Well recently I started to feel the weight of this selflessness pressing down on me. I spent more days sad than happy; I cried all the time, I couldn't see the point to getting out of bed or off the couch; I snapped at my son and husband all the time and I counted the minutes til he went to bed each night to just enjoy the silence. I was turning into a bad mother and a bad wife.

I had to take a step back and realize that to be the best mother I could be for my child and the best loving and thoughtful wife for my husband, I had to nurture myself. I had been going along thinking that it was selfish to take time for myself when I am home all day with my son when my husband has to drag himself out of bed early, fight rush hour traffic, and sit at a boring desk all day; how could I then abandon him with a tantrum throwing toddler and rush out the door to do something fun. Well I have to, on occasion, or the banshee he comes home to is probably scarier than the few hours alone with his sometimes difficult toddler.

I have to find something that has nothing to do with being a wife or mother; it's just about me and my interests. Something fun that nurtures my soul so I can return home with a smile and take better care of my family.

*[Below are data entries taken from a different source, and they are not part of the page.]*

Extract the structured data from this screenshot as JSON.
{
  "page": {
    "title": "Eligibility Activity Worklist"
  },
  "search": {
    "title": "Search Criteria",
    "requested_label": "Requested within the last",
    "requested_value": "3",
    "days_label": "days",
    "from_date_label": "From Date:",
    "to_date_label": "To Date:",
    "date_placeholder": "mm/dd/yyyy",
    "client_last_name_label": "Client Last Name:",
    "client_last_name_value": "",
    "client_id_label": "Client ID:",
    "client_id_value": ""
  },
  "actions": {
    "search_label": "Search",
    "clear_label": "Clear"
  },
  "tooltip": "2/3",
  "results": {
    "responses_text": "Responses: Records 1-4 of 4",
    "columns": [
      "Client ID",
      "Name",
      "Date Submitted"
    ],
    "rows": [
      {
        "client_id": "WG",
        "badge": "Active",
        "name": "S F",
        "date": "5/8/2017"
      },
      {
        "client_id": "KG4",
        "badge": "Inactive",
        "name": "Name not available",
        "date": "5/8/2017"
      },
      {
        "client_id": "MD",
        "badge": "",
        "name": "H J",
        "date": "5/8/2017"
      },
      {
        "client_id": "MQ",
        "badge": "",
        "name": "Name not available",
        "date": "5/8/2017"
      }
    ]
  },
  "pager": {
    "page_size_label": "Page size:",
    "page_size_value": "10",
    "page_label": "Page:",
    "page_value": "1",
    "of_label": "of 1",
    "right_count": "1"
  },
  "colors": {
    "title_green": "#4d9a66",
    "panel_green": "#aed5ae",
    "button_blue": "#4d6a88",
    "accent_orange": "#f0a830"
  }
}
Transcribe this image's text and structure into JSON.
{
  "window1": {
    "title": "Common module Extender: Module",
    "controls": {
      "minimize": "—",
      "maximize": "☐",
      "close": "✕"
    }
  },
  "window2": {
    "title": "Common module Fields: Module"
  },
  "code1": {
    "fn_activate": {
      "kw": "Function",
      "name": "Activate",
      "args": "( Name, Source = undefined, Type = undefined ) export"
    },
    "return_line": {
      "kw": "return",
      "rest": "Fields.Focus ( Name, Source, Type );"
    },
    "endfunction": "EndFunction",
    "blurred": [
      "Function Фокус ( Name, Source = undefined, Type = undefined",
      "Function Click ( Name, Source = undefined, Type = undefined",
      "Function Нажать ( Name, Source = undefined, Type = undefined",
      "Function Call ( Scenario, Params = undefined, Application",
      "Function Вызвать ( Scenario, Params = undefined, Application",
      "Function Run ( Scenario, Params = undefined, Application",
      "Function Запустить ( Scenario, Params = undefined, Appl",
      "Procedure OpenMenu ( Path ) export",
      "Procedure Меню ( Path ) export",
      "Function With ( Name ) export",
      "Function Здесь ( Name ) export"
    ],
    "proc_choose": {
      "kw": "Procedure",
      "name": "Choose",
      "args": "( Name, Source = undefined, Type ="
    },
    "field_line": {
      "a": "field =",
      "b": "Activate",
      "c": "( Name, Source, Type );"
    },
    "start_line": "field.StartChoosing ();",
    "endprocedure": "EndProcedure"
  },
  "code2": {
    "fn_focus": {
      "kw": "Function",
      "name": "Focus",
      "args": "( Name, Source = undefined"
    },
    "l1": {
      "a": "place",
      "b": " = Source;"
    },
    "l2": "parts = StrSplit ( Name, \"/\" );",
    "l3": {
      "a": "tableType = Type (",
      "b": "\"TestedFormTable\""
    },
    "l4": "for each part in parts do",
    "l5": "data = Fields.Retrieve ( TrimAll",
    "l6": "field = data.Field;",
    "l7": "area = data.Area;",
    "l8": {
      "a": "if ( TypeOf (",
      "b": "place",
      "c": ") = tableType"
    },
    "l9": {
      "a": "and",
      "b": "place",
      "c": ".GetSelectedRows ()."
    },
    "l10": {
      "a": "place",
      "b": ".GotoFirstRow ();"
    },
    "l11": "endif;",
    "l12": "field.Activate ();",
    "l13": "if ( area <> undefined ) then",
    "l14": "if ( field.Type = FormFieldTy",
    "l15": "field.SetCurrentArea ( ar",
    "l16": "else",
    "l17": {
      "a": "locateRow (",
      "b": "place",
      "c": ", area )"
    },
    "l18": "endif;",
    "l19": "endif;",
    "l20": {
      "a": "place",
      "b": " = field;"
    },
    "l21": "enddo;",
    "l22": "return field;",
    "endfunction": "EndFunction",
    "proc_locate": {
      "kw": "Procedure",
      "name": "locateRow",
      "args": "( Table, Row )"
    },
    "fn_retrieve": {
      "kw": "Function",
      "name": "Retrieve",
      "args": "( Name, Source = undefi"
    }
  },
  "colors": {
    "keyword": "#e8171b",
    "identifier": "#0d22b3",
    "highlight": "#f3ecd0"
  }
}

Today I DID IT!!! I enrolled in 2 photography classes at a local college that start in May. I have always wanted to learn more about photography and take some cool scenery/wildlife shots as well as capture my family moments clearer/more creatively. Now I am going to do it! I am so excited and I hope this recharges my batteries and gives me a sense of happiness again to drown out the hopelessness!

2 comments:

  1. Big congrats to you Kelly! Believe me I feel the same way you do. Every so often I get out to all day scrap booking workshops and this is me time that I get.I sure enjoy it but I feel guilty leaving my Hubby with the kids all day long. But you know what? It is good for the Hubby and the kids to have some alone time. And my kids love it! Us Mom's need to get out every so often or we will loose our minds. You need to become a person again and think about yourself every know and then. With out you where would your kids and Hubby be?? Enjoy your well deserved class and congrats!

    ReplyDelete
  2. I completely agree with your post! There are days when I want to run screaming away from it all and then I feel bad for feeling that way. After all it was my choice that I wanted to stay at home and not leave my son in daycare, wasn't it? However it does get a bit too much! And I am learning to slowly make my pleasure a priority instead of being one unhappy mean tempered mama. :-)
    Hope you enjoy your photography lessons!